I'd love to work on stuff like this full-time. If anyone is interested in a chat, my email is on my profile (US/EU).
by DebtDeflation on 4/16/25, 5:32 PM
> most "AI Agents" that make it to production aren't actually that agentic. The best ones are mostly just well-engineered software with LLMs sprinkled in at key points
I've been saying that forever, and I think that anyone who actually implements AI in an enterprise context has come to the same conclusion. Using the Anthropic vernacular, AI "workflows" are the solution 90% of the time and AI "agents" maybe 10%. But everyone wants the shiny new object on their CV and the LLM vendors want to bias the market in that direction because running LLMs in a loop drives token consumption through the roof.
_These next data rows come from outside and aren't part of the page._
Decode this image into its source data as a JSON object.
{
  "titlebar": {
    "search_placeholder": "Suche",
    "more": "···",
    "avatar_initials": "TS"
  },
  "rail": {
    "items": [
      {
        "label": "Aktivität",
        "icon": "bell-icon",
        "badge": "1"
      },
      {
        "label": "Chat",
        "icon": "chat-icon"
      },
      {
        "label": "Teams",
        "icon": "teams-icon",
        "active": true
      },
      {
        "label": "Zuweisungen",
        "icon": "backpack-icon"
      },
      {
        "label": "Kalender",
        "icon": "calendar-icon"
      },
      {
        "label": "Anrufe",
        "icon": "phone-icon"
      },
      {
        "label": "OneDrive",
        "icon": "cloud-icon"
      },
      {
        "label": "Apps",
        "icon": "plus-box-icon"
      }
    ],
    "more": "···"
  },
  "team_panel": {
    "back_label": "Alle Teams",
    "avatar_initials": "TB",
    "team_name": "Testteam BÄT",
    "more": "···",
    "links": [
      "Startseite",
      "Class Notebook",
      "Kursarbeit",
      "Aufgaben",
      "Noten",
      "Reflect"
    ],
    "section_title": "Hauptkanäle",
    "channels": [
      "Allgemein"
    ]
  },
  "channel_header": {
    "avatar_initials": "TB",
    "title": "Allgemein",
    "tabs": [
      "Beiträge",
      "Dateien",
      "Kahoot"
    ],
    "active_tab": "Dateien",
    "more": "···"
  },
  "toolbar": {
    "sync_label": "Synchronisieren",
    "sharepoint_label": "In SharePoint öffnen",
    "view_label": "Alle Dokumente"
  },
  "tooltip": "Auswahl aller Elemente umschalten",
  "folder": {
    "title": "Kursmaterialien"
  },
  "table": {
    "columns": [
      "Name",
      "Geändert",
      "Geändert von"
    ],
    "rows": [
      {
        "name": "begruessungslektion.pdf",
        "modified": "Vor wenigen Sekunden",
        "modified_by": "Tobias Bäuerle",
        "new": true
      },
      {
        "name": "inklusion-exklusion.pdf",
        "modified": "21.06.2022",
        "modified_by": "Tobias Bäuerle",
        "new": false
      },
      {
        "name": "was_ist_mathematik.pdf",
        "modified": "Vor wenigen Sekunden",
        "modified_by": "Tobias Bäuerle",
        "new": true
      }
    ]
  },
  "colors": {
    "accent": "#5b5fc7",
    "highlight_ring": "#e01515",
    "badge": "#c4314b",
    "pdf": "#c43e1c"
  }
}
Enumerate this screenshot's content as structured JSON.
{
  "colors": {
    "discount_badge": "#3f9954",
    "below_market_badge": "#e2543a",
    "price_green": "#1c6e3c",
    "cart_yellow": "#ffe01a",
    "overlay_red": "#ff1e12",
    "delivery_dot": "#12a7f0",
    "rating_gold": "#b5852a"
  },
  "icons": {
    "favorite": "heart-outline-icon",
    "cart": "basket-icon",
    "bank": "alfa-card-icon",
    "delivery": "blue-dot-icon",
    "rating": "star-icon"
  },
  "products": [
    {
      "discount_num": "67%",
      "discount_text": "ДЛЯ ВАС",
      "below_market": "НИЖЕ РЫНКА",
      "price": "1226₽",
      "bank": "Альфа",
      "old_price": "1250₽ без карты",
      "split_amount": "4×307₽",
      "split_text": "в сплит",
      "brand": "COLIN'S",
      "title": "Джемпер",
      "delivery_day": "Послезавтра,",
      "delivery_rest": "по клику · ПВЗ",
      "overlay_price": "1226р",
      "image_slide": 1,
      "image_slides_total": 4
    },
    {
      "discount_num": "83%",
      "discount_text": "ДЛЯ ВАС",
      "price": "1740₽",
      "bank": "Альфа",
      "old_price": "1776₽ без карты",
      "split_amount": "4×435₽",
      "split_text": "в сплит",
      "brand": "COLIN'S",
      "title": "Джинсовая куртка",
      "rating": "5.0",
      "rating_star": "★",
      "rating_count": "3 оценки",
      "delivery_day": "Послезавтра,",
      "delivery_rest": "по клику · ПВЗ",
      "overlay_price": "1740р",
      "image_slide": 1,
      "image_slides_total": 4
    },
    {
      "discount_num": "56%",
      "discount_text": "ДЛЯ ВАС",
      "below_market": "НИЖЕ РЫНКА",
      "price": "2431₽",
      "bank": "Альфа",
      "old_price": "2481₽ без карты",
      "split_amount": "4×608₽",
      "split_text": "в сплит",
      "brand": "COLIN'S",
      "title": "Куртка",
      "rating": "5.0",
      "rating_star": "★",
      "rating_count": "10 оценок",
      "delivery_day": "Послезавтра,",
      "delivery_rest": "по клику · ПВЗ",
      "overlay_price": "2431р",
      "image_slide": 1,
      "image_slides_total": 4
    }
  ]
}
by dphuang2 on 4/21/25, 8:10 PM
I am curious about the exceptions. Is *anybody* using an agent framework with large production usage? I suspect no, but curious to see if anybody on HN knows otherwise.
by daxfohl on 4/16/25, 10:54 PM
Also, "Don't lay off half your engineering department and try to replace with LLMs"
by nickenbank on 4/17/25, 2:45 AM
I totally agree with this. Most, if not all, frameworks or building agents are a waste of time
by silasb on 4/16/25, 5:44 PM
While not specific to 12factor question. With any of these agents and solutions how is LLM Ops being handled? Also, what's the testing strategy and how do I make sure that I don't cause regression?
by hellovai on 4/17/25, 7:12 AM
really cool to see BAML on here :) 100% align on so much of what you've said here. its really about treating LLMs as functions.
by abhishek-iiit on 4/17/25, 3:48 AM
Really curious and excited to know the experience you faces at Heroku that led to the formulation of these 12 principles
by sps44 on 4/16/25, 7:59 PM
Very good and useful summary, thank you!
by AbhishekParmar on 4/17/25, 8:56 PM
would feel blessed if someone dropped something similar but for image generation agents. Been trying to build consistent image/video generation agents and god are they unreliable
by mertleee on 4/15/25, 11:15 PM
What are your favorite open source "frameworks" for agents?
by deadbabe on 4/16/25, 5:38 PM
With all this AI-agent bullshit out there these days, the most useful AI-agent I still use in daily life is the humble floor vacuum/mopping robot.
by musicale on 4/17/25, 1:23 AM
> reliable LLM applications
add that to the list of contradictory phrases (jumbo shrimp, etc.)